La ZeroCould terza alla Barcolana Falzitti: «L’Abruzzo non mi aiuta»

TRIESTE. Soddisfatto per il risultato, meno per il sostegno che ha ricevuto dagli imprenditori e dalle istituzioni locali. La ZeroCould Abruzzo, la barca dell’armatore e skipper aquilano Danilo...
TRIESTE. Soddisfatto per il risultato, meno per il sostegno che ha ricevuto dagli imprenditori e dalle istituzioni locali. La ZeroCould Abruzzo, la barca dell’armatore e skipper aquilano Danilo Falzitti, ha conquistato il terzo posto nella propria categoria alla 51ª edizione della Barcolana di Trieste, la storica regata velica internazionale, chiudendo in trentesima posizione nella classifica generale. All’appuntamento si sono presentate più di 2500 imbarcazioni provenienti da tutto il mondo. Tra queste anche la ZeroCould Abruzzo, che lo scorso anno aveva trionfato nella propria categoria. «C’è stata un’alta pressione che ha condizionato la regata», spiega Falzitti, che a Trieste ha ricevuto anche la visita dell’ex velina Costanza Caracciolo, ospite della Barcolana, «l’assenza totale del vento ha dato spazio all’inizio alle barche di piccole dimensioni che, essendo molto leggere, sono riuscite a sfilare davanti. È stata una regata anomala, con tutte le barche vicine che si ostacolavano l’una con l’altra. Le imbarcazioni più grandi, poi, quelle da 100 piedi, avevano sistemi idraulici che le permettevano di autogenerarsi una situazione di vento e quindi di passare avanti. Per noi il terzo posto, comunque, è un risultato eccezionale considerando sia le condizioni meteo sia il fatto di non avere un budget adeguato per rinnovare le vele».

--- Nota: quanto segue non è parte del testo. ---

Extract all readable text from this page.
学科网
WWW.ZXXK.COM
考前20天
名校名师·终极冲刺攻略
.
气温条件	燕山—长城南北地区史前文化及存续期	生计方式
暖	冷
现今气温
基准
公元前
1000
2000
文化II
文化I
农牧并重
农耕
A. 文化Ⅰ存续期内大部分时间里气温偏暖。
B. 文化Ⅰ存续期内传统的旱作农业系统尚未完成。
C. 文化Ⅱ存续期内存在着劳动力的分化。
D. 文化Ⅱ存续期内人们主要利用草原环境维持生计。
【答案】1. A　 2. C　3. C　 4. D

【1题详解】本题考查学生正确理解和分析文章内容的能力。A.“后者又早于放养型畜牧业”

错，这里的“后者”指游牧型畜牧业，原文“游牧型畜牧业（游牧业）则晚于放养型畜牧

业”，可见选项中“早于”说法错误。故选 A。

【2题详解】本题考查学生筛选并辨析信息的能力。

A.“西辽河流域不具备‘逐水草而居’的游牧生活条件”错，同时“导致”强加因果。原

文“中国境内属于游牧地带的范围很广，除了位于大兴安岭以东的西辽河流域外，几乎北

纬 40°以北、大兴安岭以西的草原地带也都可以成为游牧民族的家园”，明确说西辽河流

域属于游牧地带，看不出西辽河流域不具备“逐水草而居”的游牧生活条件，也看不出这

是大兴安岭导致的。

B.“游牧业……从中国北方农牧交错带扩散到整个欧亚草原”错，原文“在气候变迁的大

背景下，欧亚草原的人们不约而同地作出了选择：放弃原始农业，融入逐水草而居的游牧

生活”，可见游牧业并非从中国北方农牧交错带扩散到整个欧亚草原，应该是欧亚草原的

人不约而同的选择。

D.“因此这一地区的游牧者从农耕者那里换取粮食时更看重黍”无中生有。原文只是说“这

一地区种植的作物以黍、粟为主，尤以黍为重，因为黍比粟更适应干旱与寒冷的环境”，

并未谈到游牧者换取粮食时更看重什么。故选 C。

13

E qui Falzitti non nasconde la sua amarezza. «Dall’Abruzzo ho ricevuto zero sostegno», spiega lo skipper aquilano. «Non sono riuscito a trovare un imprenditore locale disposto a mettere un euro nel mio progetto. Sto facendo tutto con le mie forze per promuovere l’Abruzzo, ho proposto tanti progetti a costo zero alla Regione, ma non ho ancora avuto il piacere di incontrare l’assessore allo sport e al turismo. Attualmente la base della ZeroCould Abruzzo è il porto di Giulianova ma se le cose non cambieranno, mio malgrado, sarò costretto a portare l’imbarcazione a Trieste, dove mi aprono le porte e mi fanno una corte spietata. Togliere l’adesivo dell’Abruzzo dalla barca», conclude Falzitti, «sarebbe come togliermi il cuore. Spero di non arrivare a ciò, ma di questo passo sarò costretto a portare la barca a Trieste perché l’Abruzzo non sembra interessato al mio progetto di promozione turistica». (g.g.)